Le président du RCD rappelle le boycott des législatives et des locales de 2002 et de 2012 par son parti et estime qu’il est inutile de « regarder dans le rétroviseur pour dire est-ce que nous avions raison ou tort du point de vue de la construction du parti et de la propagation de nos idées ».

« La place du parti sur l’échiquier national »

« Ce qu’il est important de toujours noter c’est de bien entendre qu’un parti démocratique ne peut et ne doit pas être otage de dogmes ou de préjugés et ne doit se positionner qu’en fonction d’analyses rationnelles et sereines qui embrassent la conjoncture », explique-t-il.

« Chacun est libre de s’exprimer comme il l’entend sur la question des élections mais, de mon point de vue, l’urgence aujourd’hui est d’organiser le débat en fonction des conjonctures politiques, économiques et même géopolitiques pour éviter la tentation facile de déclarations théoriques sans prise avec le réel », affirme-t-il.

Les structures de base du parti ont déjà débattu du sujet.
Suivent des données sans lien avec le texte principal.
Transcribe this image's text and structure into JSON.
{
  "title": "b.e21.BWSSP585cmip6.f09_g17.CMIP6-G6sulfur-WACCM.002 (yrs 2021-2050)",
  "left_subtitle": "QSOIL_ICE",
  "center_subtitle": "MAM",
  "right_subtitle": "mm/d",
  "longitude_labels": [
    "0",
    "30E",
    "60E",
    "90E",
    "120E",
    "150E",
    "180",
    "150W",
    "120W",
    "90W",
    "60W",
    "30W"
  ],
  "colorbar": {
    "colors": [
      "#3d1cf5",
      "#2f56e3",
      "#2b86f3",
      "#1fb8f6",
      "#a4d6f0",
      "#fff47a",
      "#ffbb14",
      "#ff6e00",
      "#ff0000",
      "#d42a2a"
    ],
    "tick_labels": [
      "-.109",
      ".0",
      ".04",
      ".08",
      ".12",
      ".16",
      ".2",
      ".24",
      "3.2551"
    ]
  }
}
Aujourd’hui, « il nous est demandé de bien cerner la situation générale du pays, notre place dans l’échiquier national, d’évaluer les dangers potentiels de la situation régionale et de réfléchir sur les conséquences des nouvelles lois qui régissent les élections », selon lui.

« Fonctionnement autiste de l’État »

Au cours de son intervention, le président du RCD est également revenu sur certaines questions d’actualité dont les accusations formulées par les ministres d l’Aménagement du territoire et du Tourisme et celui du Commerce.

« Le ministre de l’Aménagement du territoire et du Tourisme ou celui du Commerce qui ont constaté des préjudices dans leurs secteurs respectifs fuient les tribunaux malgré les appels de leur collègue de la Justice à déposer plainte, lui qui, par ailleurs, s’accommode de distorsions ahurissantes sur d’autres dossiers », lance-t-il.

« L’appel du Garde des Sceaux invitant les citoyens à aller au-devant des tribunaux pour dénoncer des cas de corruption signe l’étendue du naufrage institutionnel », considère-t-il. « Demander au citoyen de saisir une justice dont il est la première victime et organiser la démission des pouvoirs publics qui s’interdisent de s’autosaisir devant des atteintes avérées au patrimoine national est le comble d’un fonctionnement autiste de l’État », conclut Mohcine Belabbas.